How to Franchise Your Business

You have a small successful business and you just have that feeling that it could be replicated with equal success. One traditional means of doing this would be to open more company stores on your own. But doing so obviously would take lots of capital and time, and you can only be stretched so far and still feel in control of what could be distant additional locations.

Franchising is a time-tested alternative for expansion that, at least over the long run, should involve less of your own time and money. If all goes well, and the odds of that are certainly enhanced by gelling good professional advice at each step in the process, you can expand using someone else’s money, your risks will be reduced because the franchisees will take on most of the responsibilities and risks that come with opening new stores, and expansion should occur more rapidly than if you go it alone.

Franchising entails opening additional outlets by selling franchise rights to independent investors who will use your name and operating system. The franchisee will pay you, the franchisor, an initial franchise fee in exchange for the rights to open and operate a business under the franchise trademark, for training in how to operate the business, and for any other startup services. Once a franchise is up and running, the franchisee will usually also pay you a periodic royalty fee. Generally 4% to 10% of the sales, for continued support, training. And other services. A critical attribute from the franchisor’s vantage point is that the franchisee must provide the capital required to start the business and must assume practically all of the risks of success or failure.


Before taking the plunge into franchising, however, you should be able to answer the following questions in the affirmative; otherwise, making the best of your single location makes the most sense.

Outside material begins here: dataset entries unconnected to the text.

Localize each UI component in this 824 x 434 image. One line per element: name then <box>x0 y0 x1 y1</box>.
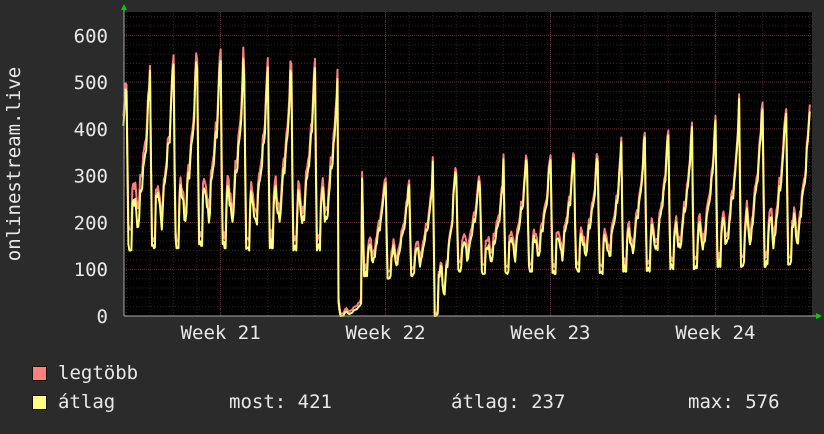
x-axis-arrow-icon <box>816 313 822 319</box>
y-tick-label: 200 <box>74 212 108 234</box>
stat-current: most: 421 <box>229 391 332 413</box>
y-tick-label: 100 <box>74 259 108 281</box>
x-tick-label: Week 24 <box>675 322 755 344</box>
x-tick-label: Week 22 <box>345 322 425 344</box>
legend-label-avg: átlag <box>58 391 116 413</box>
stat-max: max: 576 <box>688 391 780 413</box>
legend-swatch-max <box>32 366 47 381</box>
y-tick-label: 0 <box>97 306 108 328</box>
x-tick-label: Week 23 <box>510 322 590 344</box>
series-line-avg <box>122 58 811 317</box>
legend-swatch-avg <box>32 395 47 410</box>
y-tick-label: 300 <box>74 166 108 188</box>
y-tick-label: 500 <box>74 72 108 94</box>
y-tick-label: 600 <box>74 25 108 47</box>
stat-average: átlag: 237 <box>451 391 566 413</box>
y-axis-title: onlinestream.live <box>3 67 25 261</box>
x-tick-label: Week 21 <box>181 322 261 344</box>
plot-area <box>124 12 812 316</box>
y-tick-label: 400 <box>74 119 108 141</box>
legend-label-max: legtöbb <box>58 362 139 384</box>
y-axis-arrow-icon <box>121 4 127 10</box>
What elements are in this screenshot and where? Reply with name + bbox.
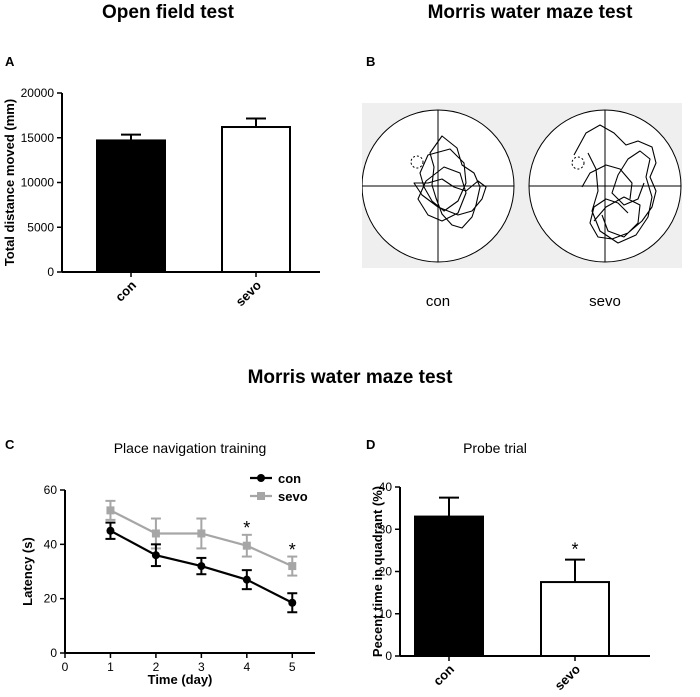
point-con — [106, 526, 115, 535]
x-tick-label: 1 — [107, 660, 114, 674]
y-tick-label: 15000 — [21, 131, 55, 145]
y-tick-label: 10000 — [21, 176, 55, 190]
track-sevo — [528, 109, 682, 263]
x-axis-label: Time (day) — [148, 672, 213, 687]
chart-d-title: Probe trial — [463, 440, 527, 456]
legend-label-sevo: sevo — [278, 489, 308, 504]
panel-label-d: D — [366, 437, 376, 452]
x-tick-label: con — [430, 661, 457, 688]
point-con — [197, 562, 206, 571]
panel-label-a: A — [5, 54, 15, 69]
y-tick-label: 0 — [50, 646, 57, 660]
panel-label-c: C — [5, 437, 15, 452]
x-tick-label: 3 — [198, 660, 205, 674]
y-tick-label: 0 — [47, 265, 54, 279]
x-tick-label: 4 — [243, 660, 250, 674]
open-field-bar-chart: 0 5000 10000 15000 20000 Total distance moved… — [2, 86, 320, 309]
swim-track-panel — [362, 103, 682, 268]
point-con — [288, 598, 297, 607]
place-navigation-line-chart: 0 20 40 60 0 1 2 3 4 5 Time (day) Latency (s) * * con s… — [20, 471, 315, 687]
y-tick-label: 60 — [44, 483, 58, 497]
point-con — [151, 551, 160, 560]
point-con — [242, 575, 251, 584]
morris-water-maze-title-top: Morris water maze test — [427, 2, 633, 23]
panel-label-b: B — [366, 54, 376, 69]
point-sevo — [151, 529, 160, 538]
x-tick-label: 2 — [153, 660, 160, 674]
bar-sevo — [221, 126, 291, 274]
y-tick-label: 20000 — [21, 86, 55, 100]
significance-mark: * — [571, 540, 578, 560]
legend-marker-sevo — [257, 492, 265, 500]
point-sevo — [288, 562, 297, 571]
track-caption-con: con — [425, 293, 451, 310]
y-tick-label: 40 — [44, 537, 58, 551]
x-tick-label: 0 — [62, 660, 69, 674]
bar-sevo — [540, 581, 610, 657]
y-axis-label: Latency (s) — [20, 537, 35, 606]
bar-con — [414, 515, 484, 658]
y-tick-label: 20 — [379, 565, 393, 579]
significance-mark: * — [243, 518, 250, 538]
bar-con — [96, 139, 166, 274]
chart-c-title: Place navigation training — [113, 440, 267, 456]
point-sevo — [197, 529, 206, 538]
x-tick-label: sevo — [552, 661, 584, 693]
y-axis-label: Pecent time in quadrant (%) — [370, 486, 385, 657]
legend-marker-con — [257, 474, 265, 482]
x-tick-label: con — [112, 277, 139, 304]
open-field-title: Open field test — [102, 2, 234, 23]
morris-water-maze-title-bottom: Morris water maze test — [247, 367, 453, 388]
platform-icon — [571, 156, 585, 170]
platform-icon — [410, 155, 424, 169]
y-tick-label: 20 — [44, 592, 58, 606]
y-tick-label: 0 — [385, 649, 392, 663]
point-sevo — [242, 541, 251, 550]
legend-label-con: con — [278, 471, 301, 486]
x-tick-label: 5 — [289, 660, 296, 674]
y-tick-label: 40 — [379, 480, 393, 494]
track-con — [362, 109, 515, 263]
significance-mark: * — [289, 540, 296, 560]
y-axis-label: Total distance moved (mm) — [2, 99, 17, 266]
track-caption-sevo: sevo — [589, 293, 621, 310]
y-tick-label: 30 — [379, 522, 393, 536]
x-tick-label: sevo — [233, 277, 265, 309]
y-tick-label: 5000 — [27, 220, 54, 234]
y-tick-label: 10 — [379, 607, 393, 621]
point-sevo — [106, 506, 115, 515]
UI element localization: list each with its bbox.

• Will your business, however well it may have done in its original location, be well received in the broader marketplace?
• It is undoubtedly true that any business that you started yourself is special to you, but does it have a special, unique quality that will appeal to the “new” public that will be introduced to the business for the first time?
• Is your business concept, including processes that will have to be taught to the franchisees, one that can be easily duplicated elsewhere?
• Succinctly put, will your business idea sell well to potential franchisees?